Facebook HQ Expansion Plan Undergoes City Council Review
May 30, 2012

Facebook HQ Expansion Plan Undergoes City Council Review

Menlo Park, California officials will review plans that would allow Facebook to employ an additional 3,300 people at its headquarters for about 6,600 employees total. An approval is expected for the environmental impact report and development agreement for the project.

Facebook, in return, would pay the city an average of $850,000 per year over ten years to cover the impact of the additional workers on city infrastructure, reports Bonnie Eslinger of the Mercury Daily News.

“We´re very lucky that we have Facebook,” Mayor Kirsten Keith told the Associated Press. “I feel like we´ve had a very open process and we´ve utilized it well and I´m happy with the conclusions and process.”

Of the dozen people who spoke to the council - about half were from East Palo Alto - voiced concerns that the millions of dollars Facebook committed to Menlo Park falls short of meeting the communities´ housing, jobs and other needs.

Also expected in the deal is a one-time payment of more than $1 million for capital improvements and to establish a $500,000 community improvement fund, along with a high school internship and job training programs.

Facebook eventually wants to expand to a new campus across the street that would allow it to employ 9,400 people. The social networking company plans to construct five new buildings totaling approximately 440,000 square feet as part of that project.

Local citizens have raised concerns about traffic, and the neighboring city of Atherton has threatened a lawsuit saying the environmental impact report does not adequately address an expected increase in traffic at one particular intersection.
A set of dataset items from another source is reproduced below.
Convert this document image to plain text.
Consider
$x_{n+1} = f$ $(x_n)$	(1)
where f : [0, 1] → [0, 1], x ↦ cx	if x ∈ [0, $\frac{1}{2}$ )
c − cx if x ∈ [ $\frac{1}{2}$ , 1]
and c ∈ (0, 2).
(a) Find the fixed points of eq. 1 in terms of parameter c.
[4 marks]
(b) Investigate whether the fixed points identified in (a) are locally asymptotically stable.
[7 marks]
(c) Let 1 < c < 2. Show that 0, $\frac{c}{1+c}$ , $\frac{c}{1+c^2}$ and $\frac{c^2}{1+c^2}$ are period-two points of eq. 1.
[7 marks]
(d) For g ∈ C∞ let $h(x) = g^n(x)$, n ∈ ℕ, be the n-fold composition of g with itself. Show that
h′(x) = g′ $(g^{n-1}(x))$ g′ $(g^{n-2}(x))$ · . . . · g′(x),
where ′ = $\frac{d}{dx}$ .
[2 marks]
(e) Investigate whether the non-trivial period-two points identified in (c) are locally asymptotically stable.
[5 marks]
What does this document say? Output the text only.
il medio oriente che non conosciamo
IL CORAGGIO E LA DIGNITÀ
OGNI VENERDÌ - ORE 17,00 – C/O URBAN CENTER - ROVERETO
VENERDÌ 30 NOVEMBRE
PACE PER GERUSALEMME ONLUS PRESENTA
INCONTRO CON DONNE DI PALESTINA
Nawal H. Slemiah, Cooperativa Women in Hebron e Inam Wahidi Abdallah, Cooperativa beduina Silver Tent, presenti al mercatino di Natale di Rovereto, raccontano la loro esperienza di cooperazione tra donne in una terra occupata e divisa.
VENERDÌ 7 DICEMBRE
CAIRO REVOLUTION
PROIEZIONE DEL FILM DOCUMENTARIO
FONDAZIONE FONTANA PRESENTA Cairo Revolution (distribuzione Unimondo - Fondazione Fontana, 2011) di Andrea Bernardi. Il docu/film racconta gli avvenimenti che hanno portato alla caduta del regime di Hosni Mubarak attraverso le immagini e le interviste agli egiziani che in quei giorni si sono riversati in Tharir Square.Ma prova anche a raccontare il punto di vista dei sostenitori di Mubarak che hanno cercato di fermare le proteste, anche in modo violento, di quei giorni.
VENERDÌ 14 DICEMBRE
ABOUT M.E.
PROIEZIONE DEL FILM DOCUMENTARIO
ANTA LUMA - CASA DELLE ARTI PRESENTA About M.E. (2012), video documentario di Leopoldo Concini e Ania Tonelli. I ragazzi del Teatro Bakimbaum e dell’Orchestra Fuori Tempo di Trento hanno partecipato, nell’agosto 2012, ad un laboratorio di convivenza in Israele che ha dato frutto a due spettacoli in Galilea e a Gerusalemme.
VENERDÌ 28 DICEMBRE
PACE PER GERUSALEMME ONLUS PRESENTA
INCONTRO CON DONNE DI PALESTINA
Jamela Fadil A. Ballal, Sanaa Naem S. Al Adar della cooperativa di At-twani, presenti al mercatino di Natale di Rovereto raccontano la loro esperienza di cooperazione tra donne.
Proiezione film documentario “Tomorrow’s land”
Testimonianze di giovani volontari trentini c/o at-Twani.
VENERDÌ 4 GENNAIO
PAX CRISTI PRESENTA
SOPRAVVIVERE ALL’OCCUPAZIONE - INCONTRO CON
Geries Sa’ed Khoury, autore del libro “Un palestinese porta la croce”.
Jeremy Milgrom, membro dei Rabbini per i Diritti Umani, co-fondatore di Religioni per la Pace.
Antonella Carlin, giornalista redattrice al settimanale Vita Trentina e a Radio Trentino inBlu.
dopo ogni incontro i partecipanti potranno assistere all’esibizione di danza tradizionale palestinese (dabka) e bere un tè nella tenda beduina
Facebook has said it will encourage employees to carpool, take public transit or walk or bike to work.

The council also approved an agreement negotiated with Facebook that provides the city with more than $15 million in fees and public benefits within the next 15 years, including internship and job training programs, backing for affordable housing, and improvements to bike and pedestrian pathways.

With $16 billion in the bank from its recent but troubled IPO, the social network giant should have no trouble meeting its local obligations.